L’automobile est apparue en Europe à la fin du XIXe siècle, 50 ans après le chemin de fer, pour apporter aux urbains fortunés une solution moderne de déplacement plus confortable et plus rapide que les attelages à chevaux. Elle a connu un essor extraordinaire aux Etats-Unis dans les zones rurales avec l’emblématique Ford T pour faciliter le déplacement d’une population très dispersée sur un grand territoire. Partout l’automobile s’est ensuite développée au XXe siècle pour répondre aux besoins de mobilité et de loisirs d’une population qui s’est rapidement enrichie avec la croissance et qui, avec plus de temps libre, à cherché à individualiser le désir de liberté que le train avait libéré dans le modèle contraint d’une organisation collective.

Parallèlement à la logique d’usage, le caractère statutaire de la voiture s’est affirmé pour prolonger la satisfaction pratique par un plaisir esthétique et l’affirmation visible d’une réussite sociale. Ces valeurs étaient celles d’une période particulière de l’histoire de l’Europe, creuset historique de la technologie automobile qui a privilégié les modèles haut de gamme jusqu’à la seconde guerre mondiale avant de connaitre une démocratisation fulgurante avec les trente glorieuses. Aux Etats-Unis, le développement s’est construit autour de l’automobile comme modèle d’organisation de la société. Ces modèles ont commencé à évoluer après la crise du pétrole de 1974 et continuent rapidement à se transformer avec la mondialisation et le numérique.  La mobilité au XXIe siècle prend dans les pays fondateurs de l’automobile - Europe, Etats-Unis , Japon- des formes nouvelles alors qu’elle reste très centrée dans les pays émergents, et en premier lieu la Chine, sur les motivations socio-économiques de même type que dans l’Europe des Trente glorieuses. Le développement de la société numérique transforme la notion même de mobilité qui devient omniprésente au quotidien avec des outils sophistiqués de mise en relation immatérielle. La mondialisation appelle aux voyages à moyenne et longue distance qui profitent à l’avion  dont la flotte mondiale va doubler en vingt ans.

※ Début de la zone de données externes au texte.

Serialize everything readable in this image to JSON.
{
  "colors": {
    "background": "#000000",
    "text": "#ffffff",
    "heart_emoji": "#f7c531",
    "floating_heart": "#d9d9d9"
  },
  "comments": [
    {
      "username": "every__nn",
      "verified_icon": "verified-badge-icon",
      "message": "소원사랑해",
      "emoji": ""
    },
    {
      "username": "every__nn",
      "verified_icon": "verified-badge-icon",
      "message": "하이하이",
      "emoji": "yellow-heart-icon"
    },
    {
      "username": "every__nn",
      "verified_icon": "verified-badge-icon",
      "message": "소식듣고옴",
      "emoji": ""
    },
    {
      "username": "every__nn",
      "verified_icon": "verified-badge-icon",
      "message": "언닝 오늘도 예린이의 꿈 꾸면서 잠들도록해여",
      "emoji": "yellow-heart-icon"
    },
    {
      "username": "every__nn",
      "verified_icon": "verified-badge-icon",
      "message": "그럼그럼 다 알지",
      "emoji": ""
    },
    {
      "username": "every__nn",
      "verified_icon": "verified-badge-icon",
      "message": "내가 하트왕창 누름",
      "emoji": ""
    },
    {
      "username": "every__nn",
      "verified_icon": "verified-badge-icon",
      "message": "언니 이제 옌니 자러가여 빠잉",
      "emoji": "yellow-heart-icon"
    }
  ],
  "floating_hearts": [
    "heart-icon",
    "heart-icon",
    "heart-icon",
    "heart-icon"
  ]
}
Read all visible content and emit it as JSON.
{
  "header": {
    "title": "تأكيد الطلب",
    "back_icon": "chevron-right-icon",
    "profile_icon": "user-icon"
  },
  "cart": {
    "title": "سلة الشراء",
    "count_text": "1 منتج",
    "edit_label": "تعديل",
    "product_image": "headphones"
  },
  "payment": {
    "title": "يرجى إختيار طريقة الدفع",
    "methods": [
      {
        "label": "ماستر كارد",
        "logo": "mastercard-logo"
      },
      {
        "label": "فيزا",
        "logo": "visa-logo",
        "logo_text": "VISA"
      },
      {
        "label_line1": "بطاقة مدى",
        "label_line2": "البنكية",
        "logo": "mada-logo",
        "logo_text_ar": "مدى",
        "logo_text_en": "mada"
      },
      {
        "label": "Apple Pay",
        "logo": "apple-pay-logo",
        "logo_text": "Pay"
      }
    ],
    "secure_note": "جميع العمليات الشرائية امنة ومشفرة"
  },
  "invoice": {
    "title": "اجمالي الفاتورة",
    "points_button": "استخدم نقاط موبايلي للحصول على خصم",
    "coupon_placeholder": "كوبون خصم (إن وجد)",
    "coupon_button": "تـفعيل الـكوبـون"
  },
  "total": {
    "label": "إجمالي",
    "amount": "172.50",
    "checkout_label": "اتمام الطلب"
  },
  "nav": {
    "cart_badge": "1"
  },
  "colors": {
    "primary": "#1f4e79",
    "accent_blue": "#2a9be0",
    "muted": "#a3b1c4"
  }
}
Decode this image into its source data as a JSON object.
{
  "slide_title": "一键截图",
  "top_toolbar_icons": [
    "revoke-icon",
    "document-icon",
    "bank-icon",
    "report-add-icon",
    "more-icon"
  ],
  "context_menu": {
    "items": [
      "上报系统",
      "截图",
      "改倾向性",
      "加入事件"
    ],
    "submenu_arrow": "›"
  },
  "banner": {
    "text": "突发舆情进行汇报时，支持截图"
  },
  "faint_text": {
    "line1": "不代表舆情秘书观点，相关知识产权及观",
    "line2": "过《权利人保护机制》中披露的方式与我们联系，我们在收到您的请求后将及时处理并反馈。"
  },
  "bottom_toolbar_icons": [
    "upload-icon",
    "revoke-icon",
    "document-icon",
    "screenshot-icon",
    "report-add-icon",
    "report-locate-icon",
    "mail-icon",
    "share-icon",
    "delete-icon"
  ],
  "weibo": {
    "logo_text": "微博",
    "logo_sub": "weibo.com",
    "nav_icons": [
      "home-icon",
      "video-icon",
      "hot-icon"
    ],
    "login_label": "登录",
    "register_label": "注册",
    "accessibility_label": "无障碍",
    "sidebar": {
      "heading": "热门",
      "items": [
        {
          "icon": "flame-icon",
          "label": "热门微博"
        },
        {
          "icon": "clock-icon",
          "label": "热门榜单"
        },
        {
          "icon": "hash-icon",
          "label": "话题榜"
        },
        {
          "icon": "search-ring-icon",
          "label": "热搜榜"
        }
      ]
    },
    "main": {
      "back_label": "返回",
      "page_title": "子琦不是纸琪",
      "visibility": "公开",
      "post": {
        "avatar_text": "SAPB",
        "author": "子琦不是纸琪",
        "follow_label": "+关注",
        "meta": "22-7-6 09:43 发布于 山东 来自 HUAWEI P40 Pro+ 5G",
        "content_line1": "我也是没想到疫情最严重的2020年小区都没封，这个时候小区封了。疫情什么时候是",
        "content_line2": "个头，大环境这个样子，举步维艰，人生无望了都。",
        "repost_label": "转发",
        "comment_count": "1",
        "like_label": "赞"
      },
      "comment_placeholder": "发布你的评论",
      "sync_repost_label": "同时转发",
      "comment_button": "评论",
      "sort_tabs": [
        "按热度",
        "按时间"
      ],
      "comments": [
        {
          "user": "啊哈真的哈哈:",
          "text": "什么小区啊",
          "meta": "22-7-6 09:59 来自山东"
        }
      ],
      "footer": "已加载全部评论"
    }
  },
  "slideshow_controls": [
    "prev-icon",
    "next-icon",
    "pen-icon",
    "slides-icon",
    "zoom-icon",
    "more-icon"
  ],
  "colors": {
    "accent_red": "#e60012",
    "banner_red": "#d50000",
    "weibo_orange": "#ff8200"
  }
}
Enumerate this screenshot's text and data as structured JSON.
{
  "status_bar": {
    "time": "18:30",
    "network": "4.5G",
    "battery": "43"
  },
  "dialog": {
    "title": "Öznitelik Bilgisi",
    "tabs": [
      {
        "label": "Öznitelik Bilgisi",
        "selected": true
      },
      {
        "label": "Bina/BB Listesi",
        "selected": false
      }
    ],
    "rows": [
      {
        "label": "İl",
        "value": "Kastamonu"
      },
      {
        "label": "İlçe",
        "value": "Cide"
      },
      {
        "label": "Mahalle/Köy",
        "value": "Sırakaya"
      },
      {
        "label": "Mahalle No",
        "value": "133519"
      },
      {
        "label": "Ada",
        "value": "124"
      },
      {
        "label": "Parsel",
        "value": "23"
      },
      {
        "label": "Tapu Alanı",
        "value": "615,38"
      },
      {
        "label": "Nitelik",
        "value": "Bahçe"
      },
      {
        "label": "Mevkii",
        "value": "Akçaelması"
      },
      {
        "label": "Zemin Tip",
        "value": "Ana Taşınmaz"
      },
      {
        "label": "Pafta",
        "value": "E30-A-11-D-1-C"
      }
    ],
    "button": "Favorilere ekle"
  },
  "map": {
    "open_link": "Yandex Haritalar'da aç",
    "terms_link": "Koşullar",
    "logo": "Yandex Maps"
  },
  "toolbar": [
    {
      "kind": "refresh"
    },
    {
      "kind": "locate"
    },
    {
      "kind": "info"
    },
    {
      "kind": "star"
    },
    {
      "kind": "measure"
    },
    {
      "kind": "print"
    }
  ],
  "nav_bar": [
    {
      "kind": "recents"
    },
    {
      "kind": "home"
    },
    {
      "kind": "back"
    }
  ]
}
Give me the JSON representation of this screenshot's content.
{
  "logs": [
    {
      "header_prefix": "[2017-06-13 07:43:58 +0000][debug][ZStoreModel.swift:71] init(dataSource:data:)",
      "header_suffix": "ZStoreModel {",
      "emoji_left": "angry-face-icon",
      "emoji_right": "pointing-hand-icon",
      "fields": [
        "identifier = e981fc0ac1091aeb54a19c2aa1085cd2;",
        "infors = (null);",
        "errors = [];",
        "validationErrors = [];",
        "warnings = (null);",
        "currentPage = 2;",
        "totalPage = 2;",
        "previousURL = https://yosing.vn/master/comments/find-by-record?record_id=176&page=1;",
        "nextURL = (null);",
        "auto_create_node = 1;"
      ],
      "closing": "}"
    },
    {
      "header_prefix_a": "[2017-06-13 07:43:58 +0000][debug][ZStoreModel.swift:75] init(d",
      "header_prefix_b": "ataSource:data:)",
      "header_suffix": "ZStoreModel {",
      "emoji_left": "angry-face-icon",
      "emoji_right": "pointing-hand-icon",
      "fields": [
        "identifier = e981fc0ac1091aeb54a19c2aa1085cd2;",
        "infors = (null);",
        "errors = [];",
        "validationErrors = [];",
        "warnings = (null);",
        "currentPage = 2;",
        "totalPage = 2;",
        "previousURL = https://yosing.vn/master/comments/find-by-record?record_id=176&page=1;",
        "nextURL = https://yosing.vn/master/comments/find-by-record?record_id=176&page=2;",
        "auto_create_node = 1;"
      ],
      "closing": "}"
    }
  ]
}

Quels sont les signes d'un attachement moindre à la voiture particulière ?

Il faut être prudent dans l’interprétation des données récentes qui ont été marquées par une crise profonde et violente qui a frappé l’automobile mondiale en 2008 et dont les pays émergent, plus ou moins rapidement, chacun avec ses caractéristiques propres. La vision prospective est d’autant plus délicate que le prix du pétrole, qui est une variable majeure dans l’achat d’automobile individuelle, a baissé de 40% des raisons spécifiques. Structurellement, plusieurs indicateurs convergent, singulièrement en France : d’une part on roule beaucoup moins que par le passé et d’autre part les achats se concentrent désormais sur les petites voitures qui représentent 53 % du marché français contre 41% pour la moyenne des payas européens. Enfin, on garde beaucoup plus longtemps sa voiture, à la fois parce qu’elles sont plus robustes et parce que l’attrait des véhicules neufs est moins fort. Mais il faut distinguer le retrait de l’automobile par choix de celui imposé par les contraintes économiques, la voiture représentant le 3e poste de dépenses des Français. 18% des ménages n’ont pas de voiture, mais 40% des ménages pauvres en sont privés non pas choix, mais par exclusion économique, alors que les gens les moins qualifiés travaillent dans les zones les moins bien desservies par les transports publics comme les zones d’activité périphériques.